### HIPOTESIS: PRAKIRAAN PEROLEHAN SUARA DAN KURSI PPP-GOLKAR-PDI DI PEMILU 1987 JIKA MEMAKAI SISTEM PEMILU CAMPURAN
Pemilihan Umum (Pemilu) di Indonesia telah mengalami berbagai perubahan sistem dari waktu ke waktu. Salah satu sistem yang menarik untuk dieksplorasi adalah sistem pemilu campuran, yang menggabungkan elemen-elemen dari sistem proporsional dan mayoritarian.
Artikel ini berupaya menghipotesiskan perolehan suara dan kursi tiga partai besar pada Pemilu 1987, yaitu Partai Persatuan Pembangunan (PPP), Golongan Karya (Golkar), dan Partai Demokrasi Indonesia (PDI), jika menggunakan sistem pemilu campuran.
#### Sistem Pemilu 1987
Pada Pemilu 1987, Indonesia menggunakan sistem proporsional tertutup dengan metode perhitungan kursi menggunakan kuota Hare. Sistem ini memberikan kesempatan yang lebih besar bagi partai-partai besar untuk mendominasi kursi di Dewan Perwakilan Rakyat (DPR). Golkar, sebagai partai pemerintah, mendominasi pemilu ini dengan perolehan 73,11% suara, sementara PPP dan PDI masing-masing mendapatkan 15,97% dan 10,87% suara.
#### Sistem Pemilu Campuran
Sistem pemilu campuran menggabungkan unsur-unsur dari sistem proporsional dan sistem mayoritarian. Dalam sistem ini, sebagian kursi DPR dialokasikan berdasarkan hasil pemilihan distrik (sistem mayoritarian) dan sebagian lagi berdasarkan proporsi suara nasional (sistem proporsional). Misalnya, jika DPR terdiri dari 500 kursi, 250 kursi bisa dialokasikan berdasarkan pemilihan distrik dan 250 kursi lainnya berdasarkan hasil proporsional.
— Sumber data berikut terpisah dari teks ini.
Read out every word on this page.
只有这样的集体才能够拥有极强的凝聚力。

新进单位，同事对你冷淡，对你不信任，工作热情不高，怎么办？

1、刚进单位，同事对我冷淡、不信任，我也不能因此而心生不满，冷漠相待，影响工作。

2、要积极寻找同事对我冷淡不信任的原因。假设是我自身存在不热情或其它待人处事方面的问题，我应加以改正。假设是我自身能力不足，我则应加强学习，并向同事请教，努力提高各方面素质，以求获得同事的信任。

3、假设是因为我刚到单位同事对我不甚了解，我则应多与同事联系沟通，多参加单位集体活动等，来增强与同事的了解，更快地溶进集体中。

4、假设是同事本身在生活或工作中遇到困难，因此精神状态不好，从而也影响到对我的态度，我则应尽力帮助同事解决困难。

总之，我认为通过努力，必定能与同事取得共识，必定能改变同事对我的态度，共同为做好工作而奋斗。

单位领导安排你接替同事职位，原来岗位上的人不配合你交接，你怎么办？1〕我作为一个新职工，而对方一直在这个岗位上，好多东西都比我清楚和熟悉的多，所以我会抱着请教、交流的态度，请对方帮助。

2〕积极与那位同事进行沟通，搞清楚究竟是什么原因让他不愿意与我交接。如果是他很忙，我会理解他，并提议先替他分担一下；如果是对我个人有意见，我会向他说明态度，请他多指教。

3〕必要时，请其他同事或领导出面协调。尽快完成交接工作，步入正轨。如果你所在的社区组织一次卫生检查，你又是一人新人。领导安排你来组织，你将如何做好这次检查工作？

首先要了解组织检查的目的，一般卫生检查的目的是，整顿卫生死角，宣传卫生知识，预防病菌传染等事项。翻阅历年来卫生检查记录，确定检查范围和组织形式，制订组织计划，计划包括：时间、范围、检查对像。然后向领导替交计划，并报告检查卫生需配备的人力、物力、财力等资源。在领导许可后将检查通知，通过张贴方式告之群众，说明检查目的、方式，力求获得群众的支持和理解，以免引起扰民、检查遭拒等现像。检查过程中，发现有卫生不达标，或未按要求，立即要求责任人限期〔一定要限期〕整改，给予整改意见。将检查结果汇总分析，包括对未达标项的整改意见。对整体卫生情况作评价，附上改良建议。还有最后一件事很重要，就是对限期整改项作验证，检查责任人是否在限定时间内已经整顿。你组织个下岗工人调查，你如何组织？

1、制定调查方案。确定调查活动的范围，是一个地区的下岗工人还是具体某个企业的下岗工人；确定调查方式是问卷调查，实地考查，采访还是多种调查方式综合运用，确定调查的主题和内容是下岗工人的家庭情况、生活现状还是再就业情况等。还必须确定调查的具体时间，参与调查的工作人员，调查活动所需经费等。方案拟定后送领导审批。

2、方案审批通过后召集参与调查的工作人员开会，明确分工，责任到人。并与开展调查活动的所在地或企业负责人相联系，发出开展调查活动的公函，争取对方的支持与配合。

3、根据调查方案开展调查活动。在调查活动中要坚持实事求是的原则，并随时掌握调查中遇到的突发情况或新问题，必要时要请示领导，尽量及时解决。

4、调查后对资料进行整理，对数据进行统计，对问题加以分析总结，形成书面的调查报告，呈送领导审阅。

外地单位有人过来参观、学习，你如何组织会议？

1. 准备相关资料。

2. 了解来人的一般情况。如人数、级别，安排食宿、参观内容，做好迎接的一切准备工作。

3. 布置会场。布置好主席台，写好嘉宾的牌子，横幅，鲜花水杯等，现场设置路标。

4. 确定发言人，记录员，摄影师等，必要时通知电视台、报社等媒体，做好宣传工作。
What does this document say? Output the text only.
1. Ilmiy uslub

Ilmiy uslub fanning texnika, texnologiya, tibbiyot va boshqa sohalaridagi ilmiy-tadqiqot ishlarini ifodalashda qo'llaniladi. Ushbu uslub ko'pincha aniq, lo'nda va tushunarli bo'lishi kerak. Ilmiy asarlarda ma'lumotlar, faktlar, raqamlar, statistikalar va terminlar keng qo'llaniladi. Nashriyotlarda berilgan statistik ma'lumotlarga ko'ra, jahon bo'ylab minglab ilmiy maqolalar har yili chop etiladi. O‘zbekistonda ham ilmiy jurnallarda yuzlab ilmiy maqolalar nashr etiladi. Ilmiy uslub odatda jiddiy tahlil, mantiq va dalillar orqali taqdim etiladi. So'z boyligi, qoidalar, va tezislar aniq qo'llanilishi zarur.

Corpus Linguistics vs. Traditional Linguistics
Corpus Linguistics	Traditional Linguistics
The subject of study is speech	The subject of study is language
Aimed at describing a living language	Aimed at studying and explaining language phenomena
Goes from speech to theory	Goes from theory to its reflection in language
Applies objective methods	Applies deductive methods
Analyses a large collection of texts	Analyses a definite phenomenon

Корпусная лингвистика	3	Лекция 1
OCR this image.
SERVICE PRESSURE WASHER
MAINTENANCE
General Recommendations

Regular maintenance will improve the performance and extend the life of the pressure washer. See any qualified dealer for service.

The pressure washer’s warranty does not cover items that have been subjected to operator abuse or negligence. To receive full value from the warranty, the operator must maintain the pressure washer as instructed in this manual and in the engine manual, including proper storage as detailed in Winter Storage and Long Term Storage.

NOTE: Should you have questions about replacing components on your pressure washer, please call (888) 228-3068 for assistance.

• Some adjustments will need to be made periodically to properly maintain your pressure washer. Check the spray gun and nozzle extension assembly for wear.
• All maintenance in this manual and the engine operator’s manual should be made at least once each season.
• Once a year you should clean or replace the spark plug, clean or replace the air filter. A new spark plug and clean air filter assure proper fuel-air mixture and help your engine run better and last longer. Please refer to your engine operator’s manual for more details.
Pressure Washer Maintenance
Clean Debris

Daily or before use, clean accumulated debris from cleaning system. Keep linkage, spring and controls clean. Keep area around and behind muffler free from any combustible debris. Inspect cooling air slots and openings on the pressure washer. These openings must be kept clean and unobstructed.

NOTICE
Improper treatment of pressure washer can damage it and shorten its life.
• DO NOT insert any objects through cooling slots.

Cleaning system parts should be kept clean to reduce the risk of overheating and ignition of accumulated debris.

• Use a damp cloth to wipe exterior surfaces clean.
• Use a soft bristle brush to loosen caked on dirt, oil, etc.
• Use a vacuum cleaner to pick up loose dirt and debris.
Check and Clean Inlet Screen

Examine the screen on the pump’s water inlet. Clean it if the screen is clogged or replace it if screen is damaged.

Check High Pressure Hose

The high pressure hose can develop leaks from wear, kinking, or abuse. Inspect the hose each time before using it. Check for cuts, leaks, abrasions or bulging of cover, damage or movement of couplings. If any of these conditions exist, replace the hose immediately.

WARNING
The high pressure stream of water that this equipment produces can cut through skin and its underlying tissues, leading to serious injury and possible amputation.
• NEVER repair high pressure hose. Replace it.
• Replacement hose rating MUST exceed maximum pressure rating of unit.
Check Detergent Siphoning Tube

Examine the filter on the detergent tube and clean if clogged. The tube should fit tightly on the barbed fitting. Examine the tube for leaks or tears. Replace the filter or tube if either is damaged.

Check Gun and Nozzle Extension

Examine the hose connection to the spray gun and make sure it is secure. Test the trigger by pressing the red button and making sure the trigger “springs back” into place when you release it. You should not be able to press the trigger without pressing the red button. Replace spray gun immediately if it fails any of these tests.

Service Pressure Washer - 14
### Hipotesis Perolehan Suara dan Kursi
#### Golkar
Sebagai partai yang mendominasi Pemilu 1987, Golkar memiliki jaringan dan sumber daya yang sangat kuat. Dalam sistem pemilu campuran, Golkar kemungkinan besar akan mendapatkan keuntungan yang signifikan dalam pemilihan distrik. Dengan pengaruh yang luas di berbagai daerah, Golkar diperkirakan bisa memenangkan mayoritas dari 250 kursi distrik.